Never underestimate trauma. Instead, be aware of what scenarios may cause trauma and more importantly, how to spot signs of trauma in your teen.
Know the Signs of Trauma
Be familiar with the signs of trauma:
- Difficulty concentrating
- Anger or mood swings
- Hyper states
- Feeling of numbness
Encourage Open Dialogue
You want your teen to talk to you, but you should be aware that communication doesn’t have to occur face to face. Meeting them at a middle ground can help them explain themselves and how they feel. Some might not want to do this face to face because they don’t want to break down and cry.
You could try using tech tools. Texting, emailing, or even writing letters. You could have a mood board that your teen can use to let you know how they feel without saying it aloud. Find the best way to get your teen to talk to you, even if talking is off the table.
Know When to Seek Out Therapy
A traumatic experience will affect all survivors in different ways. The severity of the trauma also comes into play. A car accident can result in PTSD, for example, but trauma can range from whiplash to hyper states. Physical or sexual abuse, on the other hand, has a much more profound effect on victims, and the extent of the trauma worsens the longer the abuse goes on.
If your teen is exhibiting signs of trauma, turning to addiction, or becoming depressed and anxious, or developing PTSD, this is out of your control. You are not equipped to deal with this any more than they are, which is when you need to seek out therapy from an in-patient treatment center like igniteteentreatment.com.
For cases of abuse, however, you should always look for therapy options to help your child process what has happened to them and build the necessary coping mechanisms.
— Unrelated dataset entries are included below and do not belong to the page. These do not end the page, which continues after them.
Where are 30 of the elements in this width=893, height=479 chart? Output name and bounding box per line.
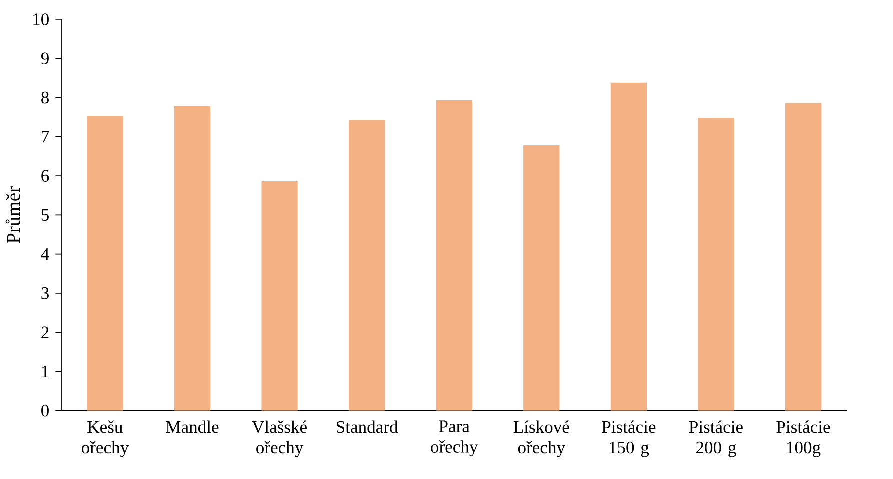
bar	[785, 103, 822, 411]
y-tick-label: 3	[42, 287, 49, 300]
x-tick-label: Pistácie 200 g	[689, 420, 743, 458]
x-tick-label: Pistácie 100g	[776, 420, 830, 458]
x-tick-label: Standard	[337, 420, 398, 434]
x-tick-label: Para ořechy	[431, 420, 478, 457]
bar	[610, 82, 647, 411]
y-axis-title: Průměr	[6, 186, 20, 244]
y-tick-label: 10	[34, 14, 49, 26]
y-tick-label: 7	[42, 131, 50, 143]
y-tick-label: 5	[42, 209, 49, 221]
y-tick-label: 6	[42, 170, 50, 182]
y-tick-label: 1	[42, 366, 49, 378]
x-tick-label: Vlašské ořechy	[252, 420, 307, 458]
x-tick-label: Mandle	[166, 420, 219, 434]
x-tick-label: Kešu ořechy	[82, 420, 130, 458]
bar	[349, 120, 386, 411]
y-tick-label: 0	[42, 404, 49, 417]
y-tick-label: 4	[41, 248, 50, 260]
bar	[524, 145, 560, 411]
bar	[87, 116, 124, 411]
x-tick-label: Lískové ořechy	[514, 420, 570, 458]
bar	[698, 118, 734, 411]
y-tick-label: 8	[42, 92, 49, 104]
bar	[262, 181, 298, 411]
x-tick-label: Pistácie 150 g	[602, 420, 656, 458]
bar	[174, 106, 211, 411]
y-tick-label: 9	[41, 52, 49, 64]
bar	[436, 100, 472, 411]
y-tick-label: 2	[42, 326, 49, 338]
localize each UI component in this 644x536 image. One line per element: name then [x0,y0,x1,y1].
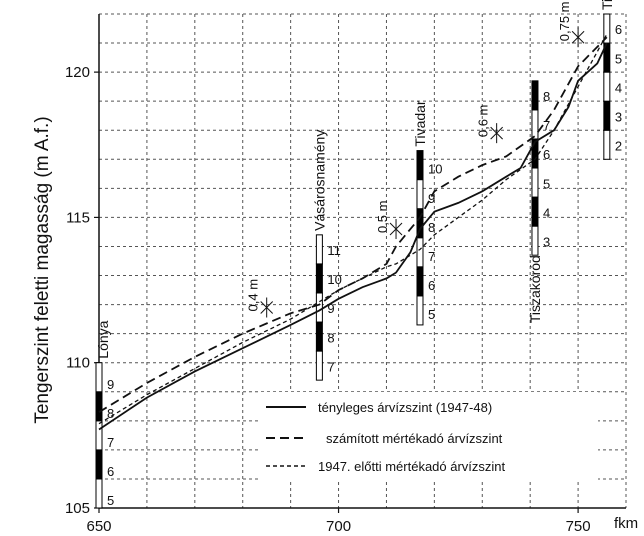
gauge-label: 9 [107,377,114,392]
x-tick-label: 650 [86,518,111,535]
gauge-label: 10 [428,162,442,177]
gauge-segment [416,150,424,181]
gauge-label: 5 [543,176,550,191]
gauge-segment [95,478,103,509]
gauge-segment [603,71,611,102]
x-axis-label: fkm [614,515,638,532]
gauge-label: 7 [107,435,114,450]
series-line [98,33,608,425]
series-lines [98,33,608,431]
legend: tényleges árvízszint (1947-48) számított… [258,392,598,480]
gauge-label: 5 [428,307,435,322]
legend-label-pre1947: 1947. előtti mértékadó árvízszint [318,459,506,474]
gauge-label: 3 [543,234,550,249]
gauge-label: 3 [615,109,622,124]
gauge-label: 10 [327,272,341,287]
gauge-segment [416,237,424,268]
legend-label-actual: tényleges árvízszint (1947-48) [318,400,492,415]
legend-label-computed: számított mértékadó árvízszint [326,431,503,446]
gauge-label: 5 [107,493,114,508]
gauge-label: 8 [428,220,435,235]
gauge-label: 9 [428,191,435,206]
gauge-segment [416,295,424,326]
x-tick-label: 700 [326,518,351,535]
y-axis-label: Tengerszint feletti magasság (m A.f.) [32,116,53,423]
x-tick-label: 750 [566,518,591,535]
gauge-segment [315,292,323,323]
gauge-segment [95,362,103,393]
gauge-name: Tiszakóród [527,255,543,323]
gauge-segment [315,234,323,265]
gauge-label: 8 [107,406,114,421]
gauge-label: 7 [327,359,334,374]
gauge-segment [603,13,611,44]
annotation-label: 0,75 m [557,1,572,41]
gauge-name: Lónya [95,320,111,358]
gauge-segment [531,109,539,140]
annotation-label: 0,5 m [375,201,390,234]
gauge-name: Vásárosnamény [311,130,327,231]
gauge-segment [416,266,424,297]
gauge-label: 9 [327,301,334,316]
gauge-label: 8 [327,330,334,345]
legend-box [258,392,598,480]
gauge-label: 8 [543,89,550,104]
gauge-segment [531,196,539,227]
gauge-segment [531,225,539,256]
gauge-label: 2 [615,138,622,153]
y-tick-label: 110 [66,355,90,372]
gauge-segment [95,391,103,422]
gauge-label: 7 [543,118,550,133]
gauge-label: 6 [428,278,435,293]
gauge-label: 7 [428,249,435,264]
gauge-segment [603,129,611,160]
gauge-label: 5 [615,51,622,66]
y-tick-label: 120 [65,64,90,81]
gauge-name: Tiszabecs [599,0,615,10]
gauge-name: Tivadar [412,100,428,147]
gauge-segment [315,263,323,294]
gauge-label: 4 [615,80,622,95]
gauge-label: 11 [327,243,341,258]
gauge-segment [315,321,323,352]
gauge-segment [603,100,611,131]
annotation-label: 0,4 m [246,279,261,312]
gauge-label: 6 [107,464,114,479]
gauge-segment [95,449,103,480]
gauge-segment [95,420,103,451]
gauge-segment [531,167,539,198]
gauge-segment [416,179,424,210]
gauge-label: 6 [543,147,550,162]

Trauma from accidents you can keep an eye on to see their response, but abuse is another beast entirely that will need professional help.
Learn How to Help Your Child At Home
When you seek out professional help, one aspect that will be of most use to you as a parent is the advice and skills the treatment center will teach you. Trauma is not something you get over after easily or quickly. Some might never get over it at all. They learn to cope. You need to help them cope at home by following the directives of the professionals who are dealing directly with your child’s case.
Make home a safe space, and help them grow strong so that they can stand on their own two feet, rather than be beaten down by their trauma.